READ MORE: Sturrock Review into NHS Highland bullying allegations finds that many 'suffered serious harm and trauma'

The latest workforce statistics show that one in seven consultant posts (14.5 per cent) in NHS Highland were vacant by December 2022.

That is the highest rate of any of the mainland boards and more than double the national average of 6.5%.

The vacancy rate has also crept up steadily from 2.5% in December 2012, versus a much smaller shift from 3.2% for Scotland as a whole.

The Herald: Medical and dental consultant vacancy rates in NHS Highland, December 2012 to December 2022Medical and dental consultant vacancy rates in NHS Highland, December 2012 to December 2022 (Image: Turas)

Dr Caldwell, who lives in Ballachulish, left in September 2022.

Another consultant colleague had already retired five years early in December 2021, with a long-term locum doctor quitting in summer 2022, leaving Oban with just one permanent consultant physician instead of the expected four.

Meanwhile, the Belford hospital in Fort William has just one permanent consultant physician who is due to retire in May following a string of departures, including one consultant who left in early 2022 and another at the end of 2022.

Dr Caldwell said he was particularly alarmed after a senior executive at the health board approached him in early 2019 and "asked me to go to Fort William and find enough evidence to get two of the consultants sacked".

He said: "He wanted them out of Fort William and a new start because he thought they were the problem.

"He thought the standardised mortality ratio in Fort William was high, but you can't apply it to a small hospital. He couldn't understand that.

"I went there in March 2019 and found them to be very good consultants, really committed to their patients and to the hospital, but it was a very poorly supported hospital.

"So I filed my report saying exactly that: they were excellent, but the hospital was poorly supported."

The Herald:

READ MORE: NHS Highland whistleblowers blast 'culture of fear and intimidation' silencing concerns over patient safety 

Nonetheless, all three Fort William consultants were referred to the GMC - the doctors' regulatory body - which ultimately concluded there was no case to answer.
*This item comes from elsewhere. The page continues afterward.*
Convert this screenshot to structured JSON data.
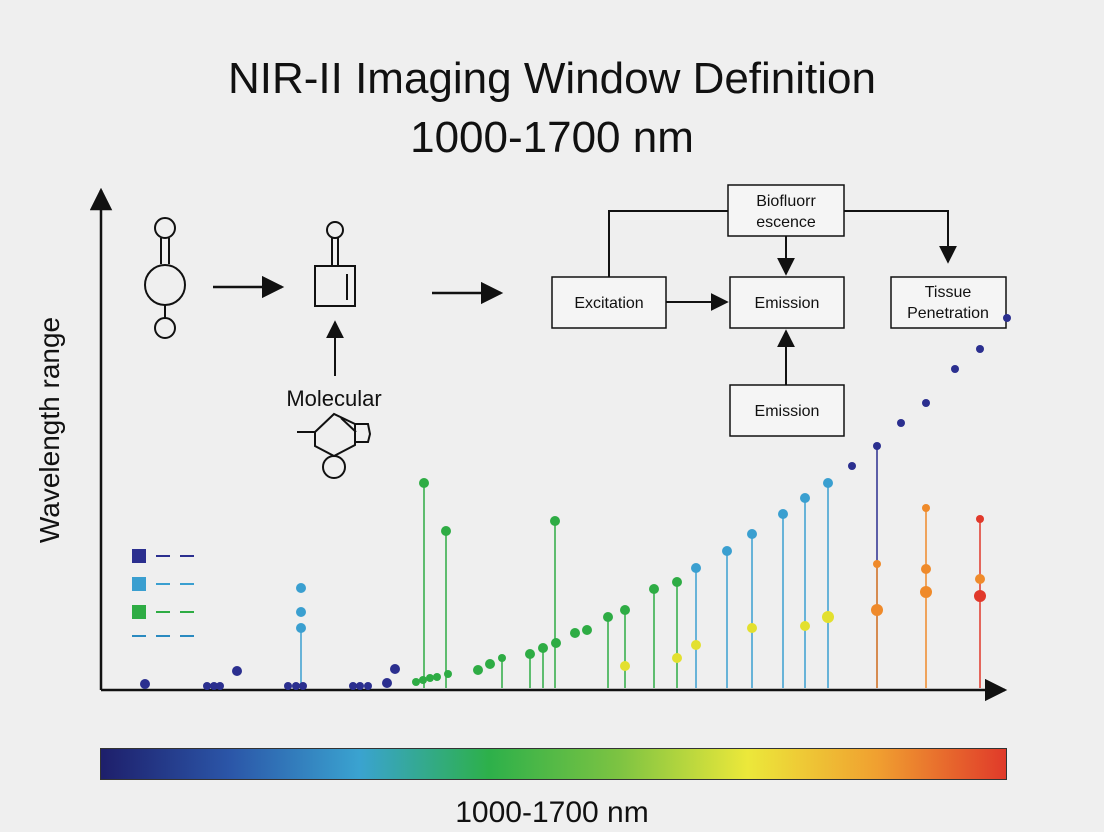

One of the doctors involved went on to be awarded substantial compensation as part of the health board's 'healing process', instigated in the wake of the damning 2019 Sturrock Review into bullying allegations.
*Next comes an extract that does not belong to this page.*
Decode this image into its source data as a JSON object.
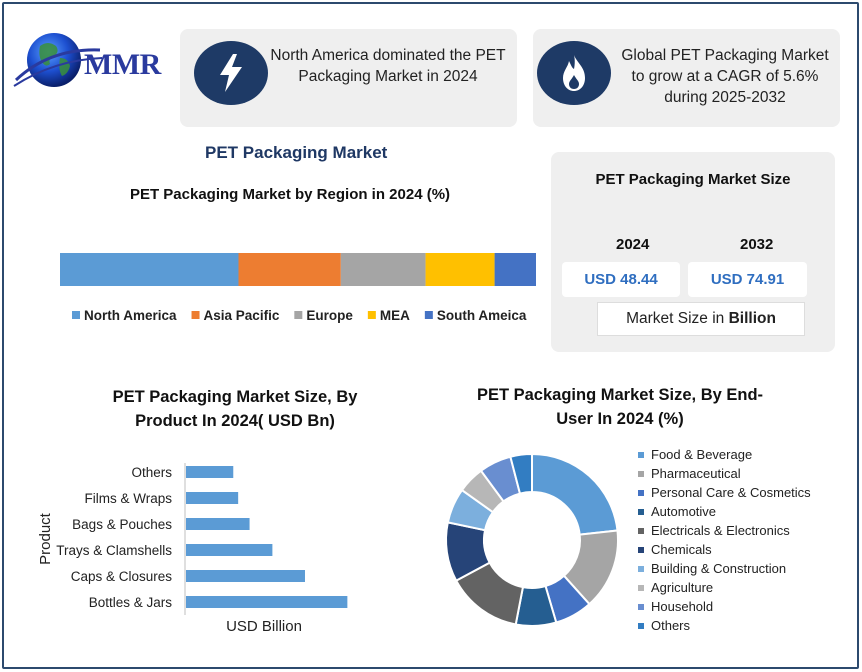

Dr Caldwell said: "We could have had thriving hospitals, but instead people living in the west coast of Scotland are getting a very poor service."
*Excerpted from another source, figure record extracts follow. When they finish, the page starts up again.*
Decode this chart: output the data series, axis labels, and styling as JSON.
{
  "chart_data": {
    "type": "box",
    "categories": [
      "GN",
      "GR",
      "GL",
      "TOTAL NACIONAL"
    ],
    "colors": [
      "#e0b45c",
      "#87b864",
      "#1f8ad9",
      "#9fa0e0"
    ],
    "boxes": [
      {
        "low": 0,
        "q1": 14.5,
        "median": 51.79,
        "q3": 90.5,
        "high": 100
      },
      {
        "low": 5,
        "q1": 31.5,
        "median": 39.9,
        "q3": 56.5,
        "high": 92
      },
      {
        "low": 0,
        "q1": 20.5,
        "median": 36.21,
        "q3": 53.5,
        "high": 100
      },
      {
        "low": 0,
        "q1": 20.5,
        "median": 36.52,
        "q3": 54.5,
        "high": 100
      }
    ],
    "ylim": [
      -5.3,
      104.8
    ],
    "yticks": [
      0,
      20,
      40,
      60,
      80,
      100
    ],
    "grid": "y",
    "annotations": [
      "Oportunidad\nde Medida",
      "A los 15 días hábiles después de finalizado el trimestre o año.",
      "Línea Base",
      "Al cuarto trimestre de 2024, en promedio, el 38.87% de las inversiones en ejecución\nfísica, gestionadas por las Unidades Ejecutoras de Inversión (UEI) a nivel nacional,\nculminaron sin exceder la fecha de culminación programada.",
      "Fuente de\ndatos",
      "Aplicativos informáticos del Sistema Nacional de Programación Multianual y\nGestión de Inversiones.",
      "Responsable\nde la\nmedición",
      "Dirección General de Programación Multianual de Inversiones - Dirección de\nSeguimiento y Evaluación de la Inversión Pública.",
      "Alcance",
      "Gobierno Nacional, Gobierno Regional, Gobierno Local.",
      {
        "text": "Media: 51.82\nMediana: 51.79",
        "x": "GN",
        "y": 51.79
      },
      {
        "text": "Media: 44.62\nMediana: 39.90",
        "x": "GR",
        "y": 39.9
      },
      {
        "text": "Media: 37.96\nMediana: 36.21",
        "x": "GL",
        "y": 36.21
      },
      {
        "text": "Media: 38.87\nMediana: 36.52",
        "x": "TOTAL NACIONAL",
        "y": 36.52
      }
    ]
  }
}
NHS Highland said the Belford is "fully staffed" in terms of surgeons and anaesthetists, with four each, and confirmed that it has one consultant physician in post. 

Two vacancies for consultant physicians are "out to advert and being covered by two long-term locums". 

It said the Lorn & Islands hospital has the full complement of three anaesthetists, and two full-time consulant surgeons - though one "is on long-term sick and will retire in May". 

There is one permanent consultant physician and two long-term locums. 

A spokesman said: "Dr Caldwell left NHS Highland in September 2022 after a period of absence and was last working for us in November 2021.  

"We cannot comment on individual employment cases and neither can we make comment about incidents that he describes that happened over three years ago, however any complaints or concerns raised by our consultants or other colleagues within Oban or Fort William have been fully investigated and addressed some time ago."

He said NHS Highland is "fully invested in supporting and recruiting to the full establishment of our consultant body", adding: "The recruitment issues that we do face as an organisation are shared by other health boards and we are actively looking into using more innovative methods of marketing and promoting NHS Highland as an attractive place to work, such as the recent Aim High Aim Highland campaign. 

"Available and affordable accommodation in these areas is also a key challenge faced in these popular areas for tourism."